One day in 1974 I was sitting in a Systems Analyst's class at Humber College. Systems Analysis is the art of designing the actual hardware and software of the system that is used by the final user. This is a lucrative and prestigious position. The hierarchy in the ProGeek business goes like this: Systems Analysis, Programmer, Operator. They get paid in that order, too.

There are exceptions. John Carammak, who programmed Doom and Quake, collects Ferraris and certain operators can write their own six-figure ticket.

Still, I was determined to enter the field of programming even though it traditionally paid less than System Analysis. I chose this path became I love programming. I love it a lot. I wanted to make a living doing what I loved. I found systems analysis boring at the time, and today I regard it as something that must be done and gotten over with.

The teacher in this class was laying out a file record diagram on a blackboard. A file record is what the data is stored in in a data file. For instance, they allocate 40 characters for a first name, another 40 for a last name 60 for an address etc. The record has a certain finite length. The file is made of one record after another. Sometimes there are millions of them. When anyone enters data on you in a computer, at least one data record is either being created or updated.

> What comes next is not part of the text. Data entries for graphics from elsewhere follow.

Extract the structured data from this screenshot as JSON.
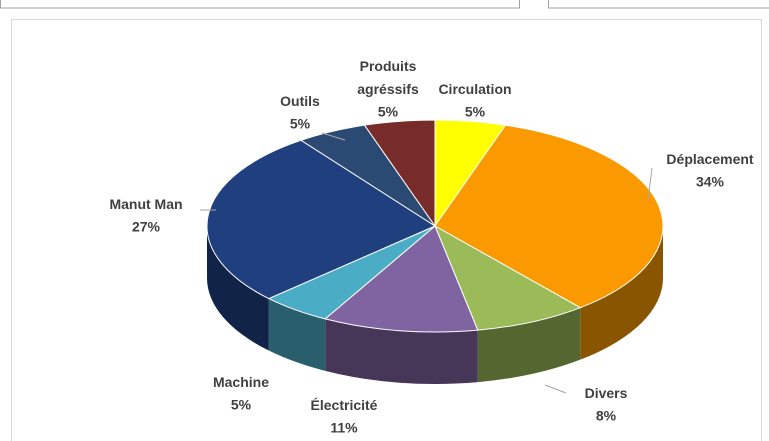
{
  "chart_data": {
    "type": "pie3d",
    "categories": [
      "Circulation",
      "Déplacement",
      "Divers",
      "Électricité",
      "Machine",
      "Manut Man",
      "Outils",
      "Produits\nagréssifs"
    ],
    "values": [
      5,
      34,
      8,
      11,
      5,
      27,
      5,
      5
    ],
    "value_labels": [
      "5%",
      "34%",
      "8%",
      "11%",
      "5%",
      "27%",
      "5%",
      "5%"
    ],
    "colors": [
      "#ffff00",
      "#fb9a00",
      "#9bbb59",
      "#8064a2",
      "#4bacc6",
      "#1f3f7f",
      "#2a4a73",
      "#772c2a"
    ]
  }
}
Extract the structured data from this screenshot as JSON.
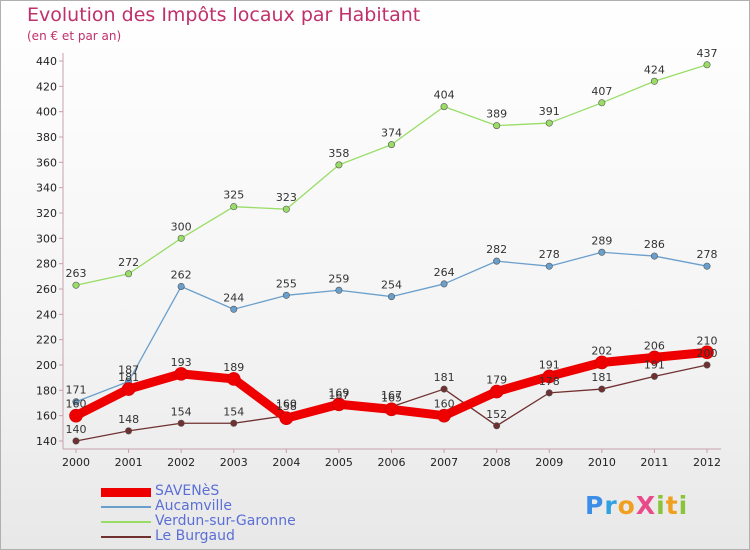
{
  "title": "Evolution des Impôts locaux par Habitant",
  "subtitle": "(en € et par an)",
  "logo": {
    "text": "ProXiti",
    "letters": [
      {
        "ch": "P",
        "color": "#3a8ee8"
      },
      {
        "ch": "r",
        "color": "#2fa0e0"
      },
      {
        "ch": "o",
        "color": "#f0a020"
      },
      {
        "ch": "X",
        "color": "#e84a8a"
      },
      {
        "ch": "i",
        "color": "#8ac43a"
      },
      {
        "ch": "t",
        "color": "#f0a020"
      },
      {
        "ch": "i",
        "color": "#8ac43a"
      }
    ]
  },
  "chart_data": {
    "type": "line",
    "title": "Evolution des Impôts locaux par Habitant",
    "subtitle": "(en € et par an)",
    "xlabel": "",
    "ylabel": "",
    "categories": [
      "2000",
      "2001",
      "2002",
      "2003",
      "2004",
      "2005",
      "2006",
      "2007",
      "2008",
      "2009",
      "2010",
      "2011",
      "2012"
    ],
    "ylim": [
      140,
      440
    ],
    "yticks": [
      140,
      160,
      180,
      200,
      220,
      240,
      260,
      280,
      300,
      320,
      340,
      360,
      380,
      400,
      420,
      440
    ],
    "grid": "off",
    "legend_position": "bottom-left",
    "series": [
      {
        "name": "SAVENèS",
        "color": "#ee0000",
        "values": [
          160,
          181,
          193,
          189,
          158,
          169,
          165,
          160,
          179,
          191,
          202,
          206,
          210
        ]
      },
      {
        "name": "Aucamville",
        "color": "#6a9fcc",
        "values": [
          171,
          187,
          262,
          244,
          255,
          259,
          254,
          264,
          282,
          278,
          289,
          286,
          278
        ]
      },
      {
        "name": "Verdun-sur-Garonne",
        "color": "#99dd66",
        "values": [
          263,
          272,
          300,
          325,
          323,
          358,
          374,
          404,
          389,
          391,
          407,
          424,
          437
        ]
      },
      {
        "name": "Le Burgaud",
        "color": "#703030",
        "values": [
          140,
          148,
          154,
          154,
          160,
          167,
          167,
          181,
          152,
          178,
          181,
          191,
          200
        ]
      }
    ]
  }
}
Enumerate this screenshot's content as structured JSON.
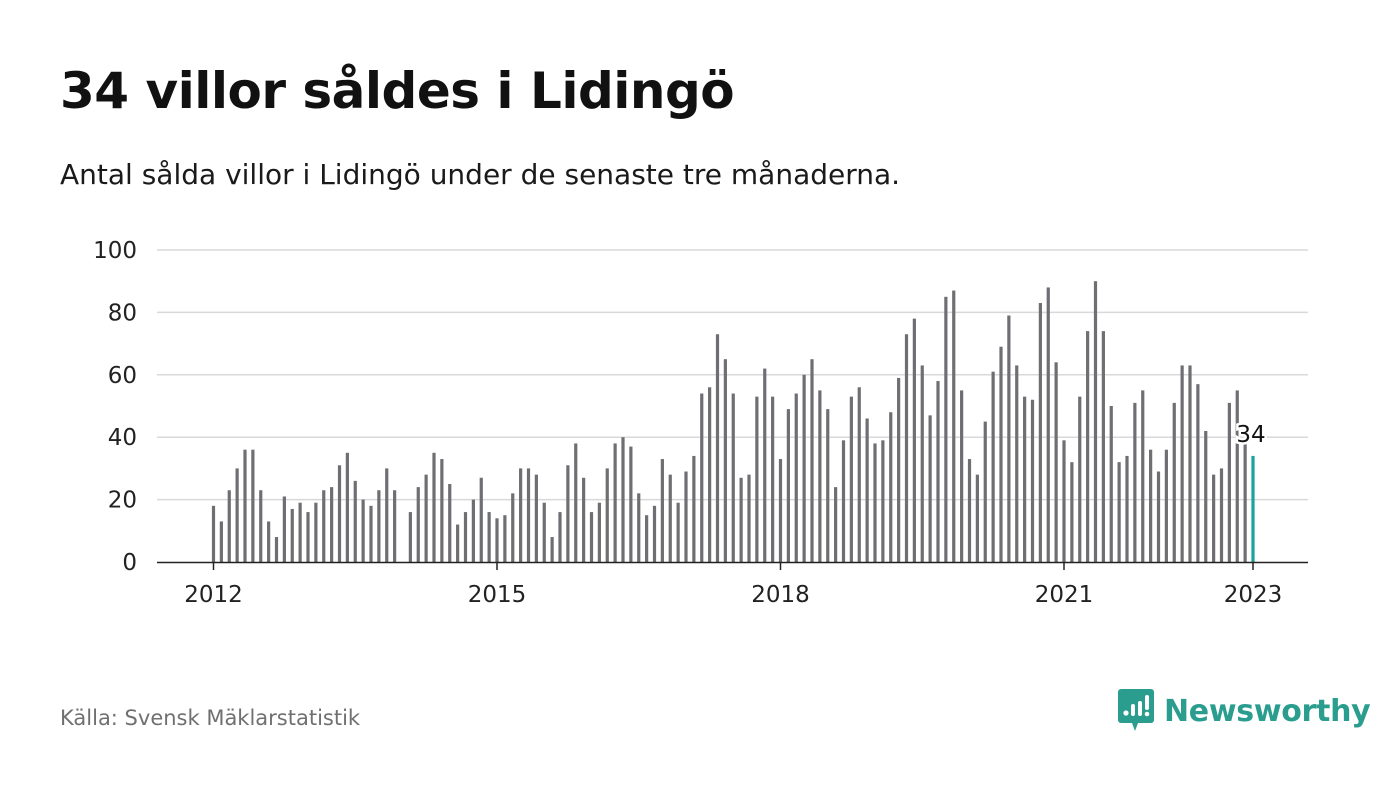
{
  "header": {
    "title": "34 villor såldes i Lidingö",
    "subtitle": "Antal sålda villor i Lidingö under de senaste tre månaderna."
  },
  "footer": {
    "source": "Källa: Svensk Mäklarstatistik",
    "brand": "Newsworthy"
  },
  "colors": {
    "bar": "#6e6e73",
    "highlight": "#1aa39b",
    "grid": "#d9d9d9",
    "brand": "#2a9d8f"
  },
  "chart_data": {
    "type": "bar",
    "y_ticks": [
      "0",
      "20",
      "40",
      "60",
      "80",
      "100"
    ],
    "ylim": [
      0,
      100
    ],
    "x_ticks": [
      "2012",
      "2015",
      "2018",
      "2021",
      "2023"
    ],
    "x_tick_months": [
      0,
      36,
      72,
      108,
      132
    ],
    "start": "2012-01",
    "end": "2023-01",
    "grid": true,
    "annotation": {
      "label": "34",
      "month": 132,
      "value": 34
    },
    "values": [
      18,
      13,
      23,
      30,
      36,
      36,
      23,
      13,
      8,
      21,
      17,
      19,
      16,
      19,
      23,
      24,
      31,
      35,
      26,
      20,
      18,
      23,
      30,
      23,
      null,
      16,
      24,
      28,
      35,
      33,
      25,
      12,
      16,
      20,
      27,
      16,
      14,
      15,
      22,
      30,
      30,
      28,
      19,
      8,
      16,
      31,
      38,
      27,
      16,
      19,
      30,
      38,
      40,
      37,
      22,
      15,
      18,
      33,
      28,
      19,
      29,
      34,
      54,
      56,
      73,
      65,
      54,
      27,
      28,
      53,
      62,
      53,
      33,
      49,
      54,
      60,
      65,
      55,
      49,
      24,
      39,
      53,
      56,
      46,
      38,
      39,
      48,
      59,
      73,
      78,
      63,
      47,
      58,
      85,
      87,
      55,
      33,
      28,
      45,
      61,
      69,
      79,
      63,
      53,
      52,
      83,
      88,
      64,
      39,
      32,
      53,
      74,
      90,
      74,
      50,
      32,
      34,
      51,
      55,
      36,
      29,
      36,
      51,
      63,
      63,
      57,
      42,
      28,
      30,
      51,
      55,
      38,
      34
    ]
  }
}
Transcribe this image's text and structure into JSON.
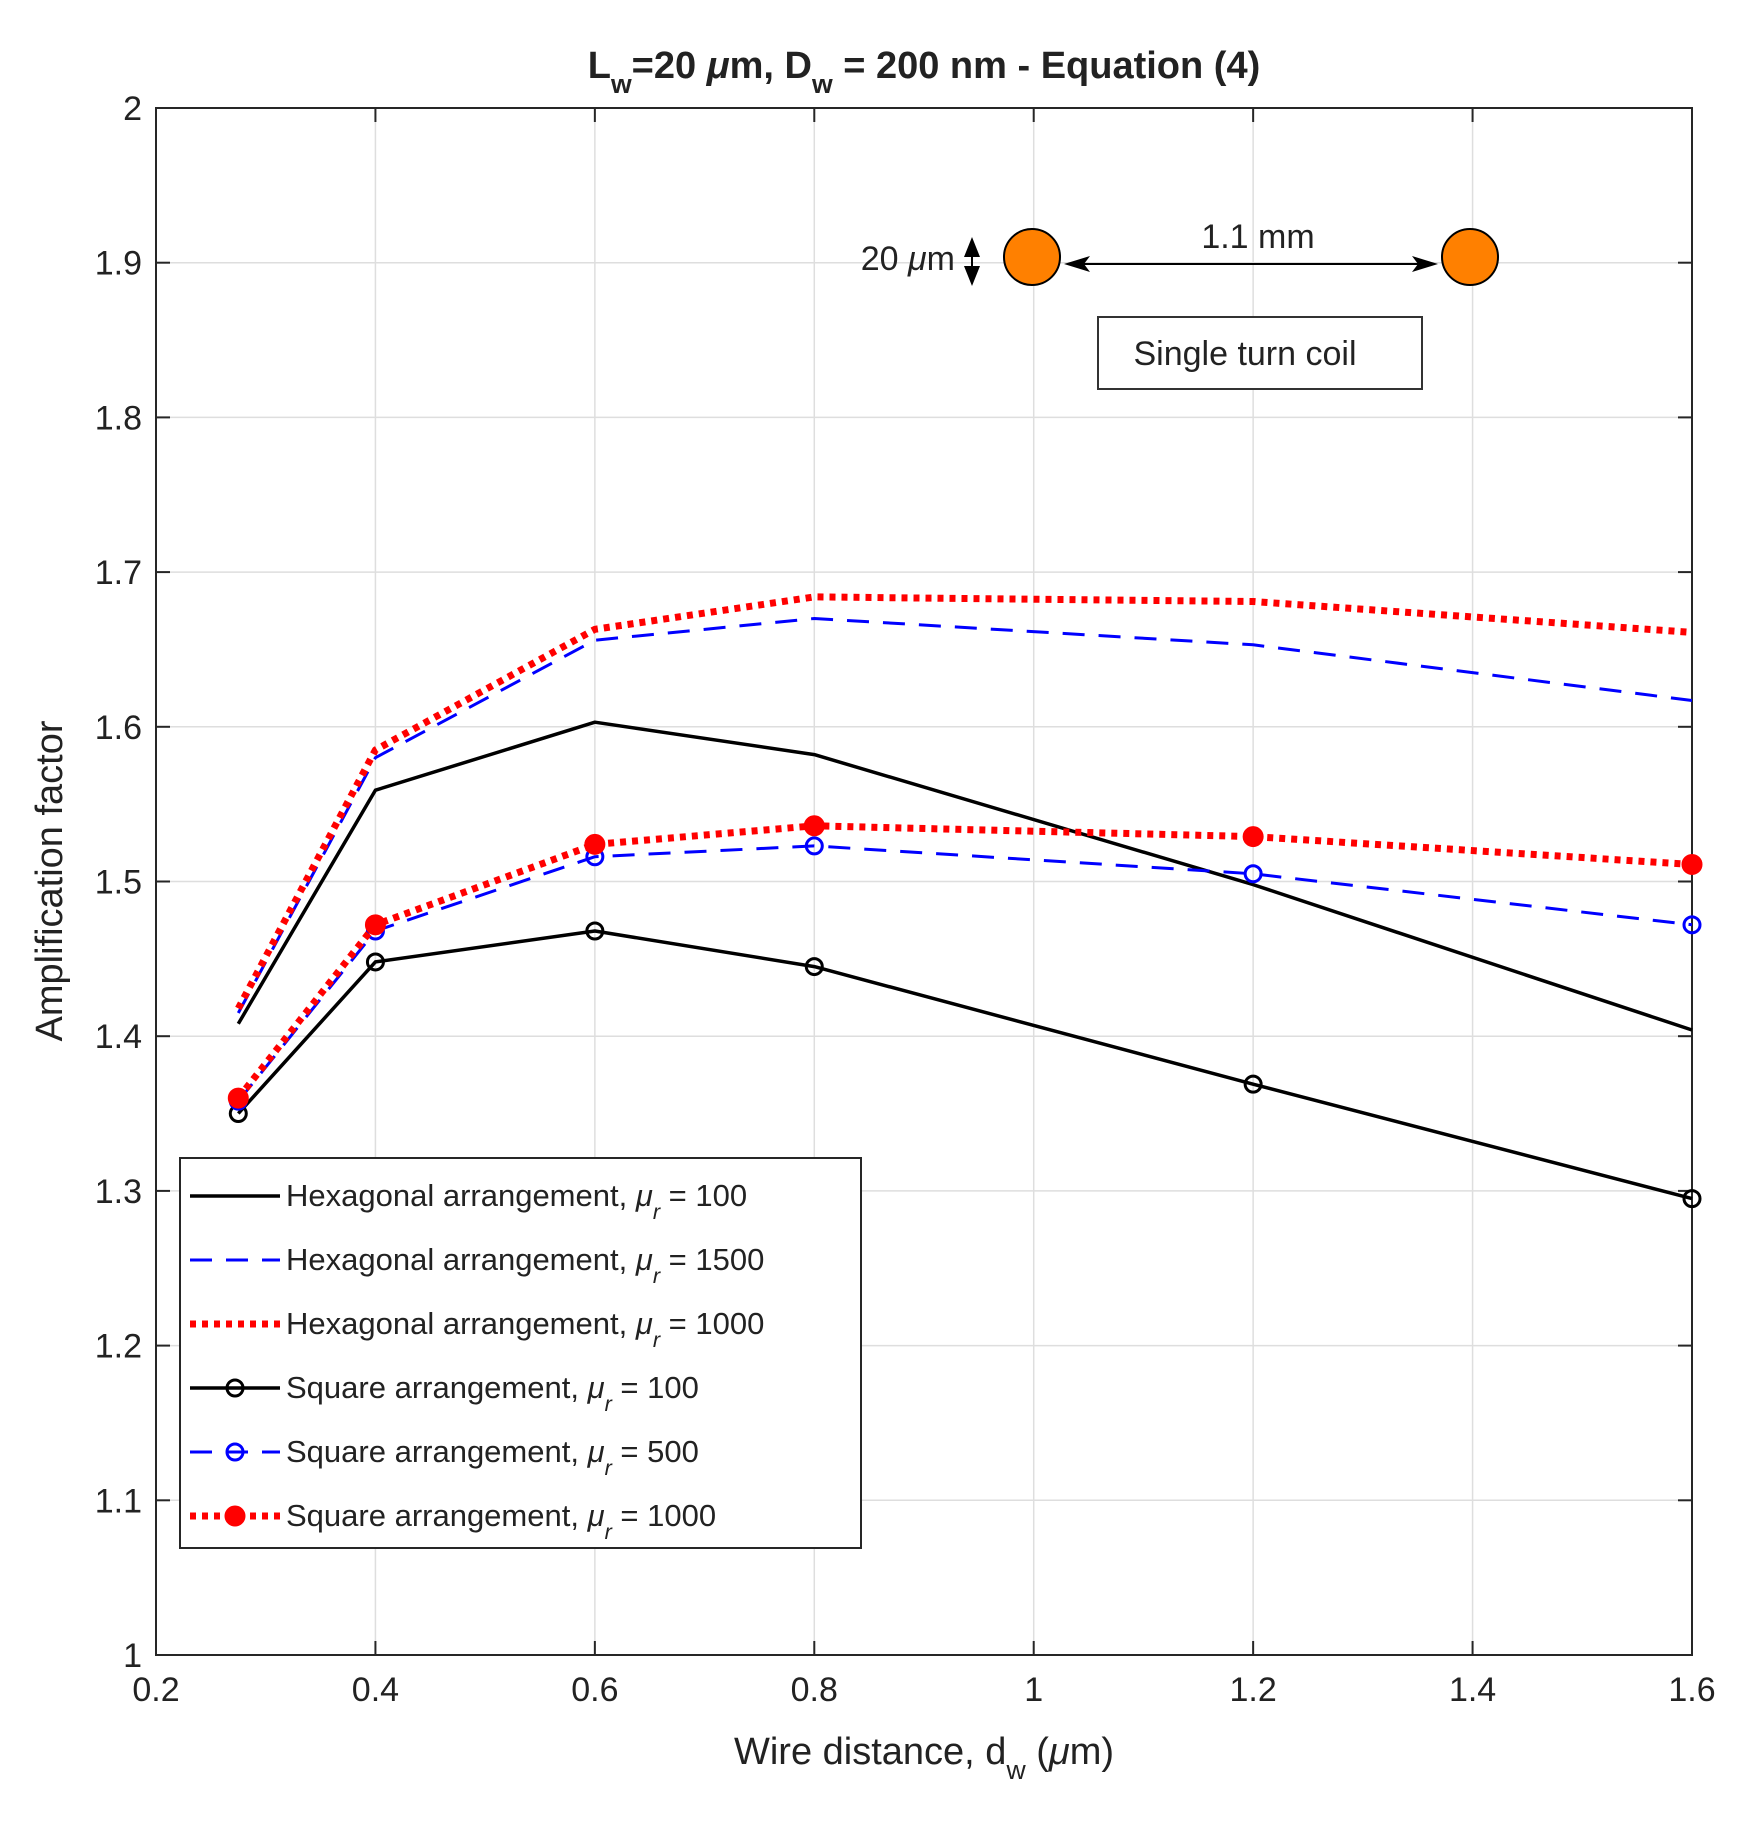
{
  "chart_data": {
    "type": "line",
    "title": {
      "parts": [
        {
          "text": "L",
          "style": "normal"
        },
        {
          "text": "w",
          "style": "sub"
        },
        {
          "text": "=20 ",
          "style": "normal"
        },
        {
          "text": "μ",
          "style": "italic"
        },
        {
          "text": "m, D",
          "style": "normal"
        },
        {
          "text": "w",
          "style": "sub"
        },
        {
          "text": " = 200 nm - Equation (4)",
          "style": "normal"
        }
      ]
    },
    "xlabel": {
      "parts": [
        {
          "text": "Wire distance, d",
          "style": "normal"
        },
        {
          "text": "w",
          "style": "sub"
        },
        {
          "text": " (",
          "style": "normal"
        },
        {
          "text": "μ",
          "style": "italic"
        },
        {
          "text": "m)",
          "style": "normal"
        }
      ]
    },
    "ylabel": "Amplification factor",
    "xlim": [
      0.2,
      1.6
    ],
    "ylim": [
      1,
      2
    ],
    "xticks": [
      0.2,
      0.4,
      0.6,
      0.8,
      1,
      1.2,
      1.4,
      1.6
    ],
    "xtick_labels": [
      "0.2",
      "0.4",
      "0.6",
      "0.8",
      "1",
      "1.2",
      "1.4",
      "1.6"
    ],
    "yticks": [
      1,
      1.1,
      1.2,
      1.3,
      1.4,
      1.5,
      1.6,
      1.7,
      1.8,
      1.9,
      2
    ],
    "ytick_labels": [
      "1",
      "1.1",
      "1.2",
      "1.3",
      "1.4",
      "1.5",
      "1.6",
      "1.7",
      "1.8",
      "1.9",
      "2"
    ],
    "grid": true,
    "legend_position": "bottom-left",
    "series": [
      {
        "name": "Hexagonal arrangement, μr = 100",
        "label_pre": "Hexagonal arrangement, ",
        "label_post": " = 100",
        "color": "#000000",
        "line": "solid",
        "marker": "none",
        "x": [
          0.275,
          0.4,
          0.6,
          0.8,
          1.2,
          1.6
        ],
        "y": [
          1.408,
          1.559,
          1.603,
          1.582,
          1.498,
          1.404
        ]
      },
      {
        "name": "Hexagonal arrangement, μr = 1500",
        "label_pre": "Hexagonal arrangement, ",
        "label_post": " = 1500",
        "color": "#0000ff",
        "line": "dashed",
        "marker": "none",
        "x": [
          0.275,
          0.4,
          0.6,
          0.8,
          1.2,
          1.6
        ],
        "y": [
          1.415,
          1.58,
          1.656,
          1.67,
          1.653,
          1.617
        ]
      },
      {
        "name": "Hexagonal arrangement, μr = 1000",
        "label_pre": "Hexagonal arrangement, ",
        "label_post": " = 1000",
        "color": "#ff0000",
        "line": "dotted",
        "marker": "none",
        "x": [
          0.275,
          0.4,
          0.6,
          0.8,
          1.2,
          1.6
        ],
        "y": [
          1.418,
          1.585,
          1.663,
          1.684,
          1.681,
          1.661
        ]
      },
      {
        "name": "Square arrangement, μr = 100",
        "label_pre": "Square arrangement, ",
        "label_post": " = 100",
        "color": "#000000",
        "line": "solid",
        "marker": "circle-open",
        "x": [
          0.275,
          0.4,
          0.6,
          0.8,
          1.2,
          1.6
        ],
        "y": [
          1.35,
          1.448,
          1.468,
          1.445,
          1.369,
          1.295
        ]
      },
      {
        "name": "Square arrangement, μr = 500",
        "label_pre": "Square arrangement, ",
        "label_post": " = 500",
        "color": "#0000ff",
        "line": "dashed",
        "marker": "circle-open",
        "x": [
          0.275,
          0.4,
          0.6,
          0.8,
          1.2,
          1.6
        ],
        "y": [
          1.358,
          1.468,
          1.516,
          1.523,
          1.505,
          1.472
        ]
      },
      {
        "name": "Square arrangement, μr = 1000",
        "label_pre": "Square arrangement, ",
        "label_post": " = 1000",
        "color": "#ff0000",
        "line": "dotted",
        "marker": "circle-filled",
        "x": [
          0.275,
          0.4,
          0.6,
          0.8,
          1.2,
          1.6
        ],
        "y": [
          1.36,
          1.472,
          1.524,
          1.536,
          1.529,
          1.511
        ]
      }
    ],
    "mu_symbol": "μ",
    "mu_subscript": "r",
    "annotation": {
      "wire_size_num": "20 ",
      "wire_size_mu": "μ",
      "wire_size_unit": "m",
      "spacing_label": "1.1 mm",
      "box_label": "Single turn coil",
      "wire_color": "#ff8000"
    }
  }
}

When the computer looks for a data record, it cannot run through all of them! It would take too long. It uses an index to order and point to the data records and looks through the index at an advanced speed. To give you an idea as to how powerful this is, if you have a billion records on a hard disk finding one selected at random would take an average, on the long run, of 500 million record examinations each time. This would take minutes every time you wanted a record, and would put great wear on the disk drive. That is not acceptable.

But with an index that sorts the data records into some specified order, say last name, the computer would go through the index like you would use a phone book. You open the book in the middle, if the name you are looking for is in the left section, let the right section fall and open the left in the middle. If the name is in the right section you drop the left one and open the right one in the middle. Repeat as necessary until you have your name. Fast isn't it? Now you know why phone books are in alphabetical order.

With one billion records your 'binary search' index would find the record (or determine it wasn't there) in a maximum of 32 record examinations. Not 32 million. Just 32. With a modern computer you couldn't get your finger off the Enter key before your data was on the screen. And it's not even the best way to do it! That's why indexes are here to stay.

Back to the class of 74. The teacher was putting the date fields on the blackboard. "Two characters for the year, two characters for the month and two characters for the day"

Now - one of the reasons date fields even exist is to build indexes from them. In order to do this you have to be able to order them, that is, to be able to say that one date is greater than, less than or equal to another.

Today's date is, in this field form, 971019. This six-digit number is smaller than tomorrow's date, which will be 971020. So the index works.

It works right up until 1999 when the last day will be 991231 and the next day will be 000101. 101 is not greater than 991231. The index does not work anymore. The system will crash on January 1, 2000. So I raised my hand.

"Mr. H-----?"

"What is it Smith?"

"What happens when the century changes?"

There was a moment of stunned silence - then the class burst into incredulous laughter. How could anyone be so stupid? Everyone knew that the century would last forever.

Mortified, I shut up.


Now here's the point of this lecture. EVRYONE IN THAT CLASS KNEW HOW AN INDEX WORKED. I learned how an index worked in that class! I wrote the previous words so now YOU know how an index works!

YET - the man who taught me how an index worked in front of a room full of people who knew how an index worked was designing an index that would not work in 26 years. And he knew it. And he still did it. And no one seemed to 'get it' that this was bad.

Would you attend a school of architecture that planned a building that would fall down in 26 years? Our work has to last forever! Why can't they see that? Why is there no vision?

This is my seminal memory from Humber College.